Rackspace and NASA are teaming up to release the source code for implementing a cloud – Rackspace is providing their Cloud Files software for building a scalable object store system and NASA is providing their Nebula code for building a Cloud Server system. The developers from both Rackspace and NASA presented details about their software, lessons learned, and future directions, and then they turned to the attendees to solicit requirements and suggestions. Hot topics included APIs, controls and methods for distributing VMs into the cloud (scheduling), and Networking.
The OpenStack project will utilize the Rackspace API, but will also support API “extensions” so that a number of APIs can be added. It is no surprise that there was desire to support the Amazon API since it is already a “standard” of sorts, and is the primary API for NASA’s Nebula component. The question here is that if the OpenStack software supports multiple APIs for controlling the clouds, what is the true API, and how will OpenStack help drive standards if it supports multiple options?
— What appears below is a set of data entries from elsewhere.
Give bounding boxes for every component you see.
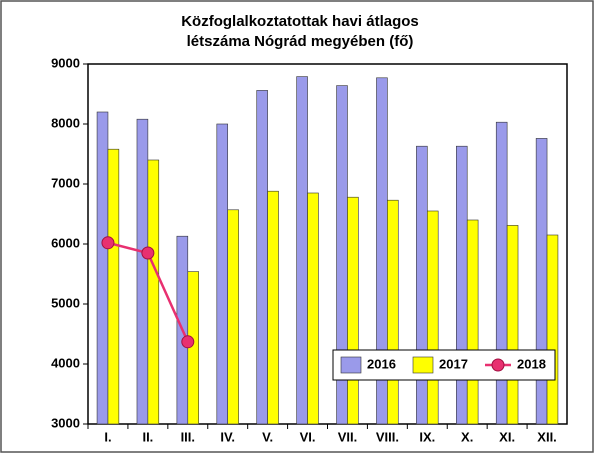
y-tick-label: 8000 [51, 115, 80, 130]
x-tick-label: IX. [419, 429, 435, 444]
bar [387, 199, 399, 425]
bar [456, 145, 468, 425]
legend-swatch [412, 356, 434, 374]
bar [96, 111, 109, 425]
x-tick-label: III. [181, 429, 195, 444]
x-tick-label: XII. [537, 429, 557, 444]
marker [141, 246, 155, 260]
x-tick-label: IV. [220, 429, 235, 444]
bar [227, 209, 239, 425]
bar [267, 190, 279, 425]
y-tick-label: 3000 [51, 415, 80, 430]
bar [296, 76, 308, 425]
legend-swatch [340, 356, 362, 374]
marker [181, 335, 195, 349]
legend-marker [491, 358, 505, 372]
bar [546, 234, 559, 425]
chart-title: Közfoglalkoztatottak havi átlagos [181, 13, 419, 30]
bar [147, 159, 160, 425]
bar [256, 90, 268, 425]
marker [101, 236, 115, 250]
y-tick-label: 5000 [51, 295, 80, 310]
x-tick-label: XI. [499, 429, 515, 444]
x-tick-label: VIII. [376, 429, 399, 444]
y-tick-label: 4000 [51, 355, 80, 370]
bar [535, 138, 548, 425]
chart-title: létszáma Nógrád megyében (fő) [187, 33, 414, 50]
bar [216, 123, 229, 425]
bar [347, 196, 359, 425]
legend-box [332, 349, 556, 381]
bar [466, 219, 479, 425]
legend-label: 2016 [367, 356, 396, 371]
x-tick-label: I. [104, 429, 111, 444]
x-tick-label: VII. [338, 429, 358, 444]
x-tick-label: II. [142, 429, 153, 444]
x-tick-label: V. [262, 429, 273, 444]
bar [107, 148, 120, 425]
legend-label: 2017 [439, 356, 468, 371]
bar [307, 192, 319, 425]
bar [136, 118, 149, 425]
bar [426, 210, 439, 425]
y-tick-label: 9000 [51, 55, 80, 70]
bar [416, 145, 428, 425]
legend-label: 2018 [517, 356, 546, 371]
x-tick-label: X. [461, 429, 473, 444]
y-tick-label: 6000 [51, 235, 80, 250]
x-tick-label: VI. [300, 429, 316, 444]
y-tick-label: 7000 [51, 175, 80, 190]
bar [506, 225, 519, 425]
A lot of companies out there are spending a lot of money and resources to build clouds, and the biggest are rather secretive about how they do it. This is a bold move by Rackspace, NASA, and all of those supporting the effort to drive a fully open project to build the clouds to compete against proprietary solutions. We look forward to more clouds to target both inside the enterprise and in the public domain because we believe that more options will help move everyone closer to a better way of computing – Cloud Computing.